Nintendo has filed a patent for an exciting video game system with multiple, disconnected touchscreens, wirelessly linked to form a single interface. The U.S. patent application, published on April 12, was first discovered by Digital Trends.
The patent describes a “game system . . . provided with a plurality of information processing apparatuses that are capable of communicating with each other.” Basically, this means the patent is for wirelessly-linked screens use for gameplay.
Illustrations show switch-like displays
The patent is illustrated with images that show its "plurality of display units in combination with a high degree of freedom." The touchscreen systems in their illustrated form look a lot like the Nintendo Switch without the Joy-Cons.
The patent shows the screens in a variety of combinations with each other and how they calibrate their displays to show a unified game screen.
No limit on connected displays
The patent doesn’t limit the number of screens in the system and details how each system would include specific processing instructions and beacon hardware to daisy chain along with compatible siblings. Nintendo offers a glimpse into how this exciting development might work in real life.
The displays could be synchronized by a single smooth swipe across their screens to define the paired systems' specific orientation. But this wouldn’t work for screens not touching, so the patent also describes a real-time system that wirelessly transmits coordinates and calculates vectors.
In the patent illustrations the user is shown operating the system with their finger, however, the language of the patent also offers another possibility. It mentions possible camera-and-microphone addition for input as well as a possible operation by "an external apparatus."
Nintendo Labo launches this month
News of the patent comes just before Nintendo launches Nintendo Labo on April 20 in the U.S. and April 27 in Europe. Labo is described by Nintendo as a “new interactive experience” for Nintendo Switch. Labo is a “new line of interactive build-and-play experiences that combine DIY creations with the magic of Nintendo Switch.”
Essentially the Labo lets Nintendo Switch owners buy, then build cardboard models of real-world items like pains and motorbike handle.

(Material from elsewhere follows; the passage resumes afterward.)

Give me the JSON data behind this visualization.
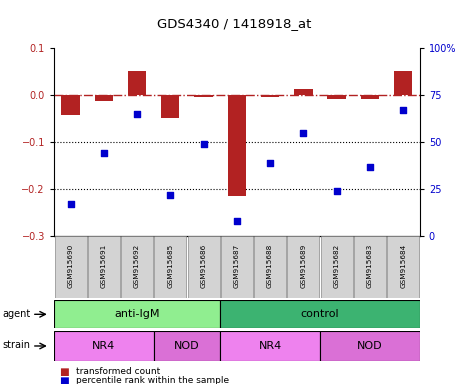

The Nintendo Switch screen and its Joy-Con controllers are then fitted to the model which allows the user to play games themed to the object.
Videos for the Labo and its related "Toy-Con Garage" concept show two Switches and two Joy-Cons talking to each other for a multi-screen mini-games. So Nintendo is clearly excited to move its gameplay in that direction.
New patent may take years of development
Any more details of the April 12 patent are unknown and it's unclear if Nintendo intends to actually produce a system based on the patent or if parts of the system could already be used with the existing Switch.